Fears that the Macedonia Albanians will link up with their brothers and sisters in Kosovo and Albania proper to redraw the map of the Balkans have caused a shudder in the chancelleries of Europe. Small wonder that Solana and the NATO secretary-general, Lord Robertson, flew in to hold talks with Macedonia's President Boris Trajkovski this week. It was an indication of the developing EU-NATO relationship that Solana and Robertson took part in a joint news conference afterwards. Having kept the journalists waiting about an hour, they were introduced by President Trajkovski, a burly man in his late 30s or early 40s who delivered a lengthy speech, reminiscent of the Soviet era, about the need to preserve the territorial integrity of Macedonia in the face of terrorist attacks. Lord Robertson was particularly blunt. The people had a choice between a united Macedonia "or another Balkans bloodbath".
The high-powered delegation arriving at the presidential palace included the commander-in-chief of NATO forces in southern Europe, Admiral James Ellis. There was little doubt as to which side NATO and the EU were backing, although there were undertones of anxiety that the Macedonian authorities would employ too much stick and not enough carrot in their dealings with the Albanian minority.

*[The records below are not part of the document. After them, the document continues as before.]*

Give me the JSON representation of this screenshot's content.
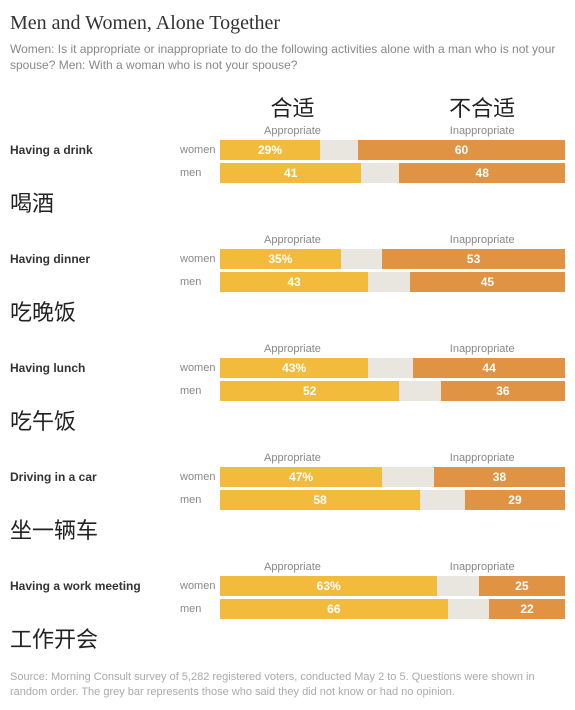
{
  "title": "Men and Women, Alone Together",
  "subtitle": "Women: Is it appropriate or inappropriate to do the following activities alone with a man who is not your spouse? Men: With a woman who is not your spouse?",
  "header": {
    "appropriate_cjk": "合适",
    "appropriate_en": "Appropriate",
    "inappropriate_cjk": "不合适",
    "inappropriate_en": "Inappropriate"
  },
  "colors": {
    "appropriate_women": "#f3bb3b",
    "appropriate_men": "#f3bb3b",
    "inappropriate_women": "#e19344",
    "inappropriate_men": "#e19344",
    "neutral": "#e8e6de",
    "text_title": "#333333",
    "text_muted": "#888888"
  },
  "gender_labels": {
    "women": "women",
    "men": "men"
  },
  "mini_labels": {
    "appropriate": "Appropriate",
    "inappropriate": "Inappropriate"
  },
  "activities": [
    {
      "label_en": "Having a drink",
      "label_cjk": "喝酒",
      "show_mini_header": false,
      "women": {
        "appropriate": 29,
        "appropriate_text": "29%",
        "inappropriate": 60,
        "inappropriate_text": "60"
      },
      "men": {
        "appropriate": 41,
        "appropriate_text": "41",
        "inappropriate": 48,
        "inappropriate_text": "48"
      }
    },
    {
      "label_en": "Having dinner",
      "label_cjk": "吃晚饭",
      "show_mini_header": true,
      "women": {
        "appropriate": 35,
        "appropriate_text": "35%",
        "inappropriate": 53,
        "inappropriate_text": "53"
      },
      "men": {
        "appropriate": 43,
        "appropriate_text": "43",
        "inappropriate": 45,
        "inappropriate_text": "45"
      }
    },
    {
      "label_en": "Having lunch",
      "label_cjk": "吃午饭",
      "show_mini_header": true,
      "women": {
        "appropriate": 43,
        "appropriate_text": "43%",
        "inappropriate": 44,
        "inappropriate_text": "44"
      },
      "men": {
        "appropriate": 52,
        "appropriate_text": "52",
        "inappropriate": 36,
        "inappropriate_text": "36"
      }
    },
    {
      "label_en": "Driving in a car",
      "label_cjk": "坐一辆车",
      "show_mini_header": true,
      "women": {
        "appropriate": 47,
        "appropriate_text": "47%",
        "inappropriate": 38,
        "inappropriate_text": "38"
      },
      "men": {
        "appropriate": 58,
        "appropriate_text": "58",
        "inappropriate": 29,
        "inappropriate_text": "29"
      }
    },
    {
      "label_en": "Having a work meeting",
      "label_cjk": "工作开会",
      "show_mini_header": true,
      "women": {
        "appropriate": 63,
        "appropriate_text": "63%",
        "inappropriate": 25,
        "inappropriate_text": "25"
      },
      "men": {
        "appropriate": 66,
        "appropriate_text": "66",
        "inappropriate": 22,
        "inappropriate_text": "22"
      }
    }
  ],
  "source": "Source: Morning Consult survey of 5,282 registered voters, conducted May 2 to 5. Questions were shown in random order. The grey bar represents those who said they did not know or had no opinion."
}
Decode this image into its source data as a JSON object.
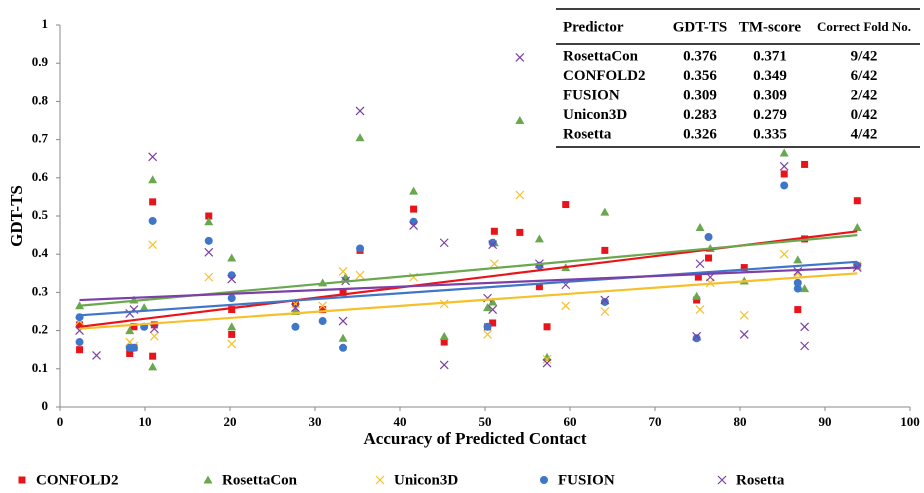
{
  "chart_data": {
    "type": "scatter",
    "x_label": "Accuracy of Predicted Contact",
    "y_label": "GDT-TS",
    "xlim": [
      0,
      100
    ],
    "xticks": [
      0,
      10,
      20,
      30,
      40,
      50,
      60,
      70,
      80,
      90,
      100
    ],
    "ylim": [
      0,
      1
    ],
    "yticks": [
      0,
      0.1,
      0.2,
      0.3,
      0.4,
      0.5,
      0.6,
      0.7,
      0.8,
      0.9,
      1
    ],
    "series": [
      {
        "name": "CONFOLD2",
        "color": "#e8141a",
        "marker": "square",
        "x": [
          2.3,
          2.3,
          8.2,
          8.7,
          8.7,
          10.9,
          10.9,
          11.1,
          17.5,
          20.2,
          20.2,
          27.7,
          30.9,
          33.3,
          35.3,
          41.6,
          45.2,
          50.3,
          50.9,
          51.1,
          54.1,
          56.4,
          57.3,
          59.5,
          64.1,
          74.9,
          75.1,
          76.3,
          80.5,
          85.2,
          86.8,
          87.6,
          87.6,
          93.8
        ],
        "values": [
          0.15,
          0.215,
          0.14,
          0.155,
          0.21,
          0.537,
          0.133,
          0.215,
          0.5,
          0.19,
          0.255,
          0.27,
          0.255,
          0.3,
          0.41,
          0.518,
          0.17,
          0.21,
          0.22,
          0.46,
          0.457,
          0.315,
          0.21,
          0.53,
          0.41,
          0.28,
          0.34,
          0.39,
          0.365,
          0.61,
          0.255,
          0.635,
          0.44,
          0.54
        ],
        "trend": {
          "x": [
            2.3,
            93.8
          ],
          "values": [
            0.21,
            0.46
          ]
        }
      },
      {
        "name": "RosettaCon",
        "color": "#6aa84f",
        "marker": "triangle",
        "x": [
          2.3,
          8.2,
          8.7,
          9.9,
          10.9,
          10.9,
          17.5,
          20.2,
          20.2,
          27.7,
          30.9,
          33.3,
          33.6,
          35.3,
          41.6,
          45.2,
          50.3,
          50.9,
          51.1,
          54.1,
          56.4,
          57.3,
          59.5,
          64.1,
          74.9,
          75.3,
          76.5,
          80.5,
          85.2,
          86.8,
          87.6,
          93.8
        ],
        "values": [
          0.265,
          0.2,
          0.28,
          0.26,
          0.595,
          0.105,
          0.485,
          0.39,
          0.21,
          0.25,
          0.325,
          0.18,
          0.34,
          0.705,
          0.565,
          0.185,
          0.26,
          0.275,
          0.43,
          0.75,
          0.44,
          0.13,
          0.365,
          0.51,
          0.29,
          0.47,
          0.415,
          0.33,
          0.665,
          0.385,
          0.31,
          0.47
        ],
        "trend": {
          "x": [
            2.3,
            93.8
          ],
          "values": [
            0.265,
            0.45
          ]
        }
      },
      {
        "name": "Unicon3D",
        "color": "#f5c02a",
        "marker": "x",
        "x": [
          2.3,
          8.2,
          8.7,
          10.9,
          11.1,
          17.5,
          20.2,
          27.7,
          30.9,
          33.3,
          35.3,
          41.6,
          45.2,
          50.3,
          51.1,
          54.1,
          57.3,
          59.5,
          64.1,
          75.3,
          76.5,
          80.5,
          85.2,
          86.8,
          93.8
        ],
        "values": [
          0.225,
          0.17,
          0.16,
          0.425,
          0.185,
          0.34,
          0.165,
          0.27,
          0.265,
          0.355,
          0.345,
          0.34,
          0.27,
          0.19,
          0.375,
          0.555,
          0.125,
          0.265,
          0.25,
          0.255,
          0.325,
          0.24,
          0.4,
          0.35,
          0.37
        ],
        "trend": {
          "x": [
            2.3,
            93.8
          ],
          "values": [
            0.205,
            0.35
          ]
        }
      },
      {
        "name": "FUSION",
        "color": "#3f76c8",
        "marker": "circle",
        "x": [
          2.3,
          2.3,
          8.2,
          8.7,
          9.9,
          10.9,
          17.5,
          20.2,
          20.2,
          27.7,
          30.9,
          33.3,
          35.3,
          41.6,
          50.3,
          50.9,
          56.4,
          64.1,
          74.9,
          76.3,
          85.2,
          86.8,
          86.8,
          93.8
        ],
        "values": [
          0.17,
          0.235,
          0.155,
          0.155,
          0.21,
          0.487,
          0.435,
          0.345,
          0.285,
          0.21,
          0.225,
          0.155,
          0.415,
          0.485,
          0.21,
          0.43,
          0.37,
          0.275,
          0.18,
          0.445,
          0.58,
          0.325,
          0.31,
          0.37
        ],
        "trend": {
          "x": [
            2.3,
            93.8
          ],
          "values": [
            0.24,
            0.38
          ]
        }
      },
      {
        "name": "Rosetta",
        "color": "#7b3fa6",
        "marker": "x",
        "x": [
          2.3,
          4.3,
          8.2,
          8.7,
          10.9,
          11.1,
          17.5,
          20.2,
          27.7,
          33.3,
          33.6,
          35.3,
          41.6,
          45.2,
          45.2,
          50.3,
          50.9,
          50.9,
          54.1,
          56.4,
          57.3,
          59.5,
          64.1,
          74.9,
          75.3,
          76.5,
          80.5,
          85.2,
          86.8,
          87.6,
          87.6,
          93.8
        ],
        "values": [
          0.2,
          0.135,
          0.245,
          0.255,
          0.655,
          0.205,
          0.405,
          0.335,
          0.26,
          0.225,
          0.33,
          0.775,
          0.475,
          0.43,
          0.11,
          0.285,
          0.255,
          0.425,
          0.915,
          0.375,
          0.115,
          0.32,
          0.28,
          0.185,
          0.375,
          0.34,
          0.19,
          0.63,
          0.355,
          0.21,
          0.16,
          0.365
        ],
        "trend": {
          "x": [
            2.3,
            93.8
          ],
          "values": [
            0.28,
            0.365
          ]
        }
      }
    ],
    "table": {
      "columns": [
        "Predictor",
        "GDT-TS",
        "TM-score",
        "Correct Fold No."
      ],
      "rows": [
        [
          "RosettaCon",
          0.376,
          0.371,
          "9/42"
        ],
        [
          "CONFOLD2",
          0.356,
          0.349,
          "6/42"
        ],
        [
          "FUSION",
          0.309,
          0.309,
          "2/42"
        ],
        [
          "Unicon3D",
          0.283,
          0.279,
          "0/42"
        ],
        [
          "Rosetta",
          0.326,
          0.335,
          "4/42"
        ]
      ]
    }
  }
}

The official figure for the proportion of ethnic Albanians in Macedonia is 22.9 per cent out of a total population of just over two million. Some observers claim the real figure may be as high as 35 per cent. It is not an academic question. Albanians have large families and one estimate suggests they could be a majority of the population by the year 2025.

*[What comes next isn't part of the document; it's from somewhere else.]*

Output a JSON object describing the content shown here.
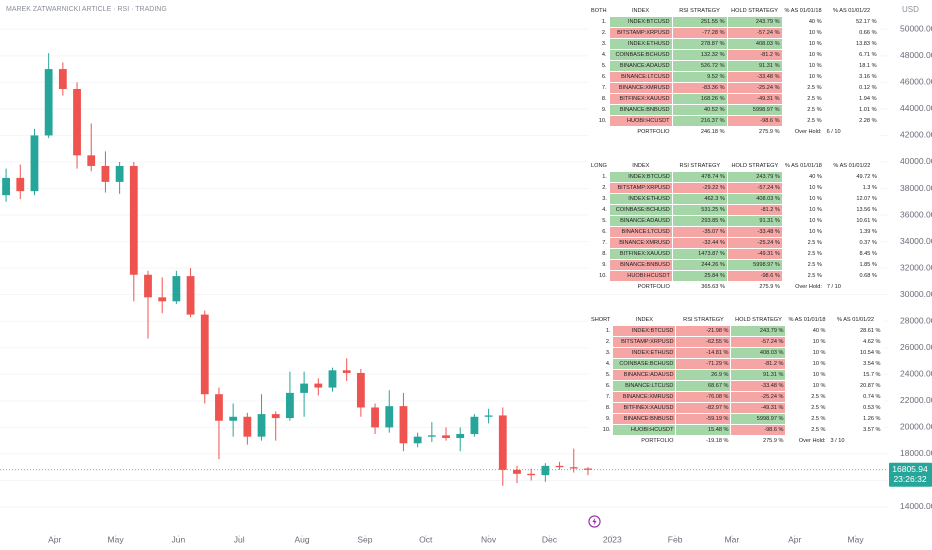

Statistical uncertainty is a common feature among underprivileged communities. There is also clearly a high degree of fluidity between, say, Albanians in Macedonia and neighbouring Kosovo. One suspects that, up in the mountains, the people do not always know or care which jurisdiction they are in at any given time. The Macedonian authorities say the rebels came over the border from Kosovo. Analogies with Northern Ireland are tempting, with the Macedonian majority in the role of the unionists and ethnic Albanians the equivalent of Northern nationalists. The moderate Albanians who participate in Macedonian political institutions, including the current coalition government, are reminiscent of the SDLP, while the NLA rebels are not unlike the Provisional IRA.
All such analogies must be treated with caution but this one is useful: it points up the dangers if the ethnic Albanians are not drawn irrevocably into the Macedonian political system. Some progress has been made, but there is a long way to go. A government press statement points out that the proportion of Albanians employed in public administration has more than trebled since 1993, although this was from a very low base of only 3 per cent. There is a strong tradition of emigration among Albanians and when they come back, like our own "returned Yanks" of former times, their new-found wealth can arouse resentment among the Slav majority.
It would be a lot easier to solve Macedonia's ethnic problems if the economy were in a healthier state. A special agreement of association with the EU is due to be signed next month and the hope is that a "Balkan Tiger" can transform the place. The accompanying wealth would help ease community tensions. But with a world recession on the horizon, that seems an unduly optimistic scenario.
At the same time, the mood of rebellion among the minority will not be easily assuaged. A refugee from the fighting, a father of 12 children, told me this week: "We want to get our rights which we are entitled to in this democracy, if it is a democracy."